Bracuhy: Quilombo e Aldeia

Joana Martins, Ana Luiza Nobre e David Sperling

RJ, Brasil

22°55'7" oeste e 44°24'4" sul.

À margem das águas claras de Angra dos Reis, descendentes de escravizados lutam pelo direito à terra que herdaram. Perto dali, uma aldeia indígena disputa seu território com a especulação imobiliária e o turismo.

Publicado em
22/09/2022

Atualizado em
02/12/2022

No litoral de águas calmas e verdes ao sul da Província do Rio de Janeiro, onde hoje está a cidade de Angra dos Reis, se localizavam grandes latifúndios no século XIX. O local era propício para o desembarque de navios negreiros. A Fazenda Santa Rita do Bracuhy, do comendador José de Souza Breves, era uma das maiores da região e tinha um cais próprio para desembarque dos escravizados. Além de café, produzia cachaça para abastecer os navios que iam e vinham da África. Por um caminho de terra, subindo a serra, também passavam por ali escravizados em direção às plantações de café do Vale do Paraíba e de Bananal.

A partir de 1850, com a proibição do tráfico negreiro no Brasil, o comércio seguiu de maneira ilegal em portos e praias mais afastadas dos centros urbanos. Dois anos depois, registrou-se o desembarque de 540 africanos procedentes de Moçambique na fazenda – no que talvez tenha sido o último navio negreiro a aportar ali. A pressão crescente contra o comércio de escravizados acabou por esvaziar as atividades das fazendas litorâneas, enquanto na região serrana as fazendas cafeeiras prosperavam. 
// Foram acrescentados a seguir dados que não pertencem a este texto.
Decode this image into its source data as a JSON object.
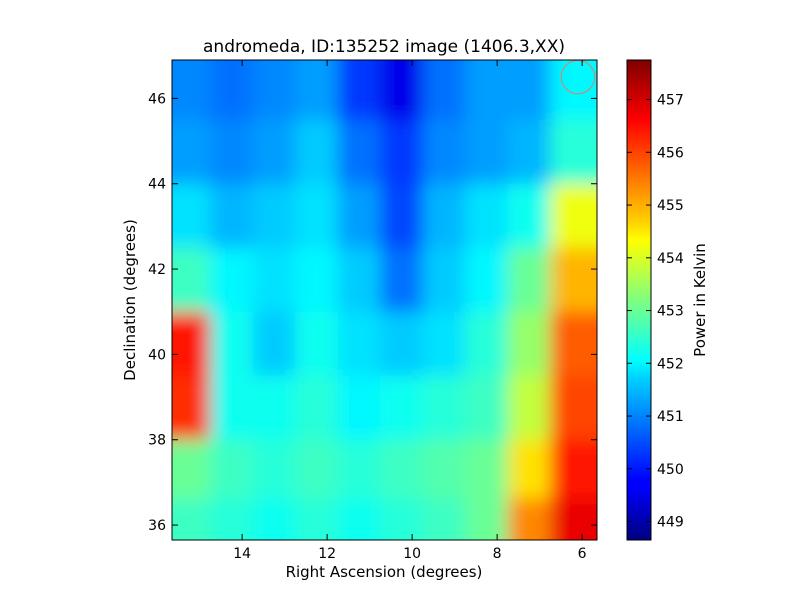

Cerca de 500 hectares da fazenda Santa Rita foram deixados em testamento por José Breves para aqueles que ali viviam, majoritariamente escravizados e libertos. Um ato tão incomum quanto suspeitoso do fazendeiro escravocrata, já que as terras estavam então praticamente abandonadas.
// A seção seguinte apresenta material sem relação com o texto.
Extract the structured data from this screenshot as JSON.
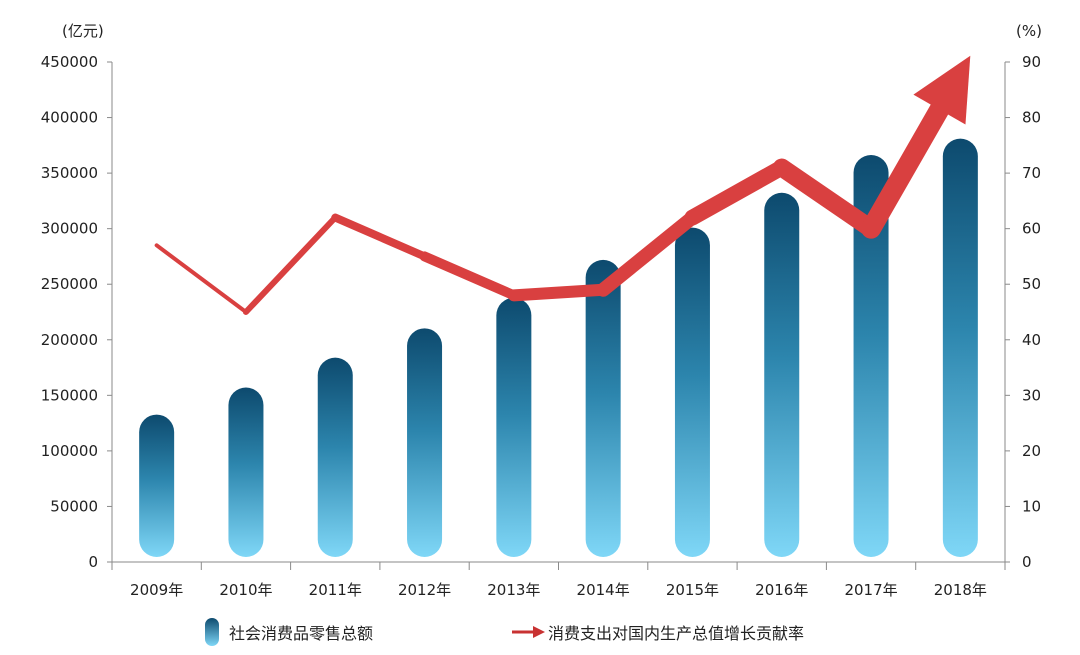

Um século depois, com a valorização turística da região e a abertura da rodovia Rio-Santos, os filhos e netos dos ex-escravizados começaram a ser coagidos e expulsos por grileiros e empreiteiras. O represamento do rio Bracuhy, usado pela comunidade, e a dificuldade em comprovar a propriedade da terra levaram muitas famílias a abandonar o quilombo. Com a área produtiva reduzida, muitos remanescentes foram procurar empregos na cidade, em condomínios luxuosos construídos em áreas invadidas do terreno quilombola.
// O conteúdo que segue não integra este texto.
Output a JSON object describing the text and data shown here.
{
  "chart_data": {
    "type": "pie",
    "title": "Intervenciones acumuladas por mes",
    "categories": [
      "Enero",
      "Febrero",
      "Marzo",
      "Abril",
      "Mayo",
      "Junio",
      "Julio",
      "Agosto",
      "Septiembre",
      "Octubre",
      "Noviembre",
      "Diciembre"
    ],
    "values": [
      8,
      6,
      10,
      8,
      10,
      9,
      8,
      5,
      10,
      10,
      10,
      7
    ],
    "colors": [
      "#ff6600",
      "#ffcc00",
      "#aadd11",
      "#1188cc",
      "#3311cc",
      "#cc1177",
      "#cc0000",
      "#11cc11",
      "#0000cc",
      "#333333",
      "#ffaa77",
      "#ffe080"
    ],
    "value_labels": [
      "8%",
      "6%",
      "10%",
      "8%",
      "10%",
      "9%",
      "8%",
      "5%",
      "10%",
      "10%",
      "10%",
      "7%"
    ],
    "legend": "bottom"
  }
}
Desde 2006, a Associação dos Remanescentes do Quilombo de Santa Rita do Bracuí vem recuperando as tradições culturais da comunidade, como o Jongo, uma dança africana de origem Bantu. Em 1999, a comunidade foi reconhecida como remanescente quilombola, mas ainda luta pela garantia da posse coletiva da terra.

Subindo a Serra do Mar, não longe dali, ameaças e resistências se repetem na terra indígena Guarani do Bracuhy, homologada e demarcada em 1995, com cerca de 2 mil hectares. Hoje, a população da aldeia chega a 350 pessoas, sendo a maioria crianças. A língua corrente é o Guarani, ensinado junto com o português na escola local. Os indígenas plantam uma variedade de alimentos, mas não conseguem garantir sua subsistência sem os alimentos industrializados comprados na cidade.

Indígenas ameaçados, negros sem direitos, brancos no poder e disputas por terra. Nesse pedaço de chão, entre o mar e a montanha, vai sendo escrita a história do que entendemos como Brasil.

Prática do jongo no Quilombo Santa Rita do Bracuí. (1)

Prática do jongo no Quilombo Santa Rita do Bracuí. (1)

Comissão da Verdade da Escravidão em Angra dos Reis, no Quilombo Santa Rita do Bracuí. (2)

Comissão da Verdade da Escravidão em Angra dos Reis, no Quilombo Santa Rita do Bracuí. (2)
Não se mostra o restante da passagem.